India facing risk of being in a larger structural slowdown: Gene Fang, Moody’s
India’s debt to GDP at 67% is significantly higher than other peers in the BAA rated space .
I want to understand from you the timing of the downgrading India to negative from stable, given the government’s recent measures to kickstart growth. What was the rationale for this move coming in at this time?
We have taken into consideration the measures that the government has taken to kickstart growth; we do expect those to have a positive effect with some lag and we do expect growth to tick up again next year to about 6.6%. In fact, we have factored that into our thinking.
At the same time, we do think that there is considerable risk that growth will nevertheless remain lower for a longer period of time and our rationale points to some more deeply embedded structural issues in the economy and also the emergence of the potential credit crunch coming out of the NBFI sector.
What would you say the government needs to do in order to mitigate or eliminate the risks that you just highlighted to push economic growth?
We are not really in a position to provide advice on policy and we are focussing more on the credit side. But one of the things that we have talked about in our press release is the financial stress in the agricultural sector and the weak outcomes in the labour market, which we think are factors driving weakness in consumption. It may be even more difficult to address in order to revive growth more strongly. Of course, these labour reforms have long been on the table but are obviously very difficult to tackle.
What are the metrics that you would be looking out to further downgrade the outlook? What are the parameters that would help you understand and pick up on the nuances whether there is an economic recovery coming in or whether things are worsening even further?
The risks that we see and the risks that underpin the negative outlook go towards the weaker-than-expected economic recovery and a lower-for-longer growth path in the economy that is going to feed into our view on the debt to GDP ratios that India has currently at 67% government debt to GDP.
We look for the trajectory of that debt to GDP to continue to stabilise and even decline to resolve the outlook with a stable view. Obviously, if we see that trajectory begin to increase, that debt to GDP will be on an upper trajectory, that is more consistent with a downgrade.
The report says the government will not be able to help the stunted economic growth. You are saying this is possibly temporary. We will see an uptick again next year. You have talked about how income growth has been dampened and how low job creation is a concern. What makes you feel we will see that uptick next year?
Well again, as I mentioned before, the government has already taken some measures to help stimulate the economy. They have addressed low farm incomes, they have tried to provide aid to certain sectors such as autos and NBFIs but that impact will take some time to flow through the economy. I do not think the negative outlook was really tied to our near-term economic forecasts.
The negative outlook indicates that we see risks in the more medium-term trajectory of growth for India and that we will see a trajectory that is considerably lower for a longer period of time.
There seems to be a bit of a vicious circle because if the government does something on the policy front to scale up the economy, that will definitely have a fiscal burden. What are your internal GDP as well as fisc targets that you have for both the financial year as well as near term?
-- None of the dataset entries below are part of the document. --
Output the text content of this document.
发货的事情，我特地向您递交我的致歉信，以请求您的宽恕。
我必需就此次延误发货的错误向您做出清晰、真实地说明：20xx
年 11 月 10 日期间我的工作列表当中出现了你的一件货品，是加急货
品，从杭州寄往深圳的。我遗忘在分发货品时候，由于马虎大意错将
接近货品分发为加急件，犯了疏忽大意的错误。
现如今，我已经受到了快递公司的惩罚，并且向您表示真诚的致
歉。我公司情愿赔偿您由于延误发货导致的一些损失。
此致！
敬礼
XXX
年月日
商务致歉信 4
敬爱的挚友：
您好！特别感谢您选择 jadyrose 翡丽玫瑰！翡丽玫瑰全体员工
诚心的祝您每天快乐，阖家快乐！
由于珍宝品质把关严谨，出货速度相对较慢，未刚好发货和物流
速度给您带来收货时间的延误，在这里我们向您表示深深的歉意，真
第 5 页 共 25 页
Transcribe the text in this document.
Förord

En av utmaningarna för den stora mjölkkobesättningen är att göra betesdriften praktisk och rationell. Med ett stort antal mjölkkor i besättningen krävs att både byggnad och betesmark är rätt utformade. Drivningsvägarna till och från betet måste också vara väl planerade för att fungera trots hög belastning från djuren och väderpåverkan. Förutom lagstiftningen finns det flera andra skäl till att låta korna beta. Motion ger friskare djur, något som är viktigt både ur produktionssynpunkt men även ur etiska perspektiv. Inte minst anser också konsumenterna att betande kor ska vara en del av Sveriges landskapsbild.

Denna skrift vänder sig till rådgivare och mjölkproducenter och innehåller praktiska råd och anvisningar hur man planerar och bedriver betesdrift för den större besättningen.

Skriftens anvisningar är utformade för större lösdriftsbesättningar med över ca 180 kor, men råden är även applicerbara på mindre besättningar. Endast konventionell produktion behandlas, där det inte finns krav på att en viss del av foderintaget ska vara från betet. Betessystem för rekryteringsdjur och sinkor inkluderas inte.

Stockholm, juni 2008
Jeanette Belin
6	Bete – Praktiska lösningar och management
Our near-term growth estimate is 6.6%. In terms of the fiscal, we do think that the government is likely to miss its own fiscal deficit for this year and there is a risk it will also happen in the year going forward. We do see probably a little bit more weakness on the fiscal side than what the government has in mind. Part of that is driven by the slow growth which can have a negative effect on fiscal outcomes.
We have some near-term targets in mind, but the outlook is pointing to a more medium to long term risk and if growth does not revive to a more robust level, the debt to GDP trajectory will be on a declining slope.
I want to get a sense of how serious this is a) compared to perhaps other emerging economies at this point of time and b) because of medium to long-term risks, are you saying there is a threat of this being a larger structural slowdown?
Yes, I think partly that is what we are pointing to the risk of this being a larger structural slowdown. In terms of comparables, India’s debt to GDP at 67% is significantly higher than other peers in sort of the BAA rated space. The peers in the BAA space have a median debt to GDP ratio of around 52%. That is why debt to GDP is one of the biggest challenges that India faces from credit perspective.
How closely will you be watching the Bbudget or are you anticipating anything else that the government may announce before that to help alleviate some of those concerns?
We always watch the Budget very closely, but I am not here to necessarily provide policy recommendations or indicate anything in particular that the government needs to do in response. We obviously watch the budget very, very closely. We will be seeing how the stimulus measures that the government has already taken, play through and those will be the factors that we want to keep an eye on.